Basilica Cistern-these are the underground cisterns built during the late Roman empire. It is just interesting that its this giant area built with carved marble pillars and barrel vaults that’s only purpose was to be filled up with water and no one would see it. There is still about 6 inches of water on the bottom so you walk around on raised platforms and look at the fish that got in there somehow.
Grand Bazaar- 400 merchants selling stuff, a maze of tourists traps. It was interesting and its covered so while there is less sunlight it is more stuffy. When we were in Monaco L. found an English shelf in the bookstore. She bought "the Lion the witch and the wardrobe" since the movie is coming out soon. Since it was a short book we took turns reading it to each other. One of the main things in the book was Edmund’s desire for more Turkish delights. While at the bazaar we found some. (actually a lot, but I was still looking for it out of curiosity.) it tastes great (similar to the fruit jellies covered with powdered sugar, and the nut ones taste like sweet peanut butter.)
Salesmen- people ask you into their stalls here, we got that a little in greece but not really anywhere else in europe. Turkish carpet sales are a big money maker here and there are plenty of tricks to get you into a store. Most tourist groups I saw going into one at one time or other. Outside the blue mosque is the "carpet museum" that is more carpet stalls. We had an "english student" that wanted to be our tour guide through the blue mosque and then his "uncles" store. Don't get me wrong, they are very nice and there was a couple of times that they saw us looking at our map and gave us correct directions followed by an invitation into their shop. Probably the funniest thing that we were told to get us in a shop was after walking the gauntlet of the grand bazaar. A man gave the usual spiel to please come rest in his shop. L. gave a tired flat "no". I was walking behind her on the narrow sidewalk and the salesman quickly turned it around as he said to me "your wife breaks my heat I must have her, how many camels would you take for her? He smiled and said he wanted to make sure he was saying it joking then was polite to warn us about the train coming up behind us as I walked past.
People- people here are overtly friendly, even the salespeople. They are very happy to hear that we are American since tourism dropped so sharply after september 11th. (most would then rattle off cities they said they visited in the USA.)
Culture -Turkey & Istanbul are very much muslim.
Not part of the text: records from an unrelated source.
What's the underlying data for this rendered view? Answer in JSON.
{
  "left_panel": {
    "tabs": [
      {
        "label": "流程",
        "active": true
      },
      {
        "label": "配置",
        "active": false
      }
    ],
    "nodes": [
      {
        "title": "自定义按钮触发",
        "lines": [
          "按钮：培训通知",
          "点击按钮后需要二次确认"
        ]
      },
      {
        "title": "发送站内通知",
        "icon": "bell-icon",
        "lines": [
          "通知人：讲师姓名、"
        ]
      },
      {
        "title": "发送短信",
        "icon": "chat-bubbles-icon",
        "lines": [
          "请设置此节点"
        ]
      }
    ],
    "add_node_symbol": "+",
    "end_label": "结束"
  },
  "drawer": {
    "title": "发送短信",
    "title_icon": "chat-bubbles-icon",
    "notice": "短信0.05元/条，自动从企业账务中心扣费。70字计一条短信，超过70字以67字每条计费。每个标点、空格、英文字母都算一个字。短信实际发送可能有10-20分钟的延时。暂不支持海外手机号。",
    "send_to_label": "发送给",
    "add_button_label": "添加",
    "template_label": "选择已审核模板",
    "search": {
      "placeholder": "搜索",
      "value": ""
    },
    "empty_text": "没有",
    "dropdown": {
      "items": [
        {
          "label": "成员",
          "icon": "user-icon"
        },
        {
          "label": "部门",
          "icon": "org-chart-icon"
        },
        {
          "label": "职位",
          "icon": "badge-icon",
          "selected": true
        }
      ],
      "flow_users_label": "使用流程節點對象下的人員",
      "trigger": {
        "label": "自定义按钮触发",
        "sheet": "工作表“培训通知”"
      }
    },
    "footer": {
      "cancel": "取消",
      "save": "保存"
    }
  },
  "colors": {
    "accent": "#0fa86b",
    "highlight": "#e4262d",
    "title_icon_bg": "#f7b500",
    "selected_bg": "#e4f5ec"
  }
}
It has been interesting hearing the call to prayer at different times of the day and there mosques everywhere. (As we drove in we mistook 3 different large mosques as the blue mosque.) they also seem to really want to be a western country. From the type of advertising we have seen, and the adaptation of Italian, French and English words. They are still very eastern though in other things. We saw the future of camel racing as they introduced the new robot camel jockeys on TV. One cultural difference that the guide book and travel shows made to distinguish was that instead of saving money in unstable banks many people would build retirement houses slowly. We saw a lot of these unfinished houses in Greece too. Since we were driving in along the coast there were times that we saw whole sea-side communities of what looked like cement ghost towns with all the unfinished houses but it makes perfect sense to me.
Money- this is the first time that we had to deal with a wonkey exchange rate. $1 = 1.6 million Turkish lire. Its really weird pulling 50 million out of the ATM and it was amusing to see a "everything under a million" store.
Driving- while driving north into Bulgaria L. got freaked out almost running over a turtle. Almost all the roads we drove outside of Istanbul are being widened which makes for a lot of construction. I think that it is the IMF money at work putting people to work.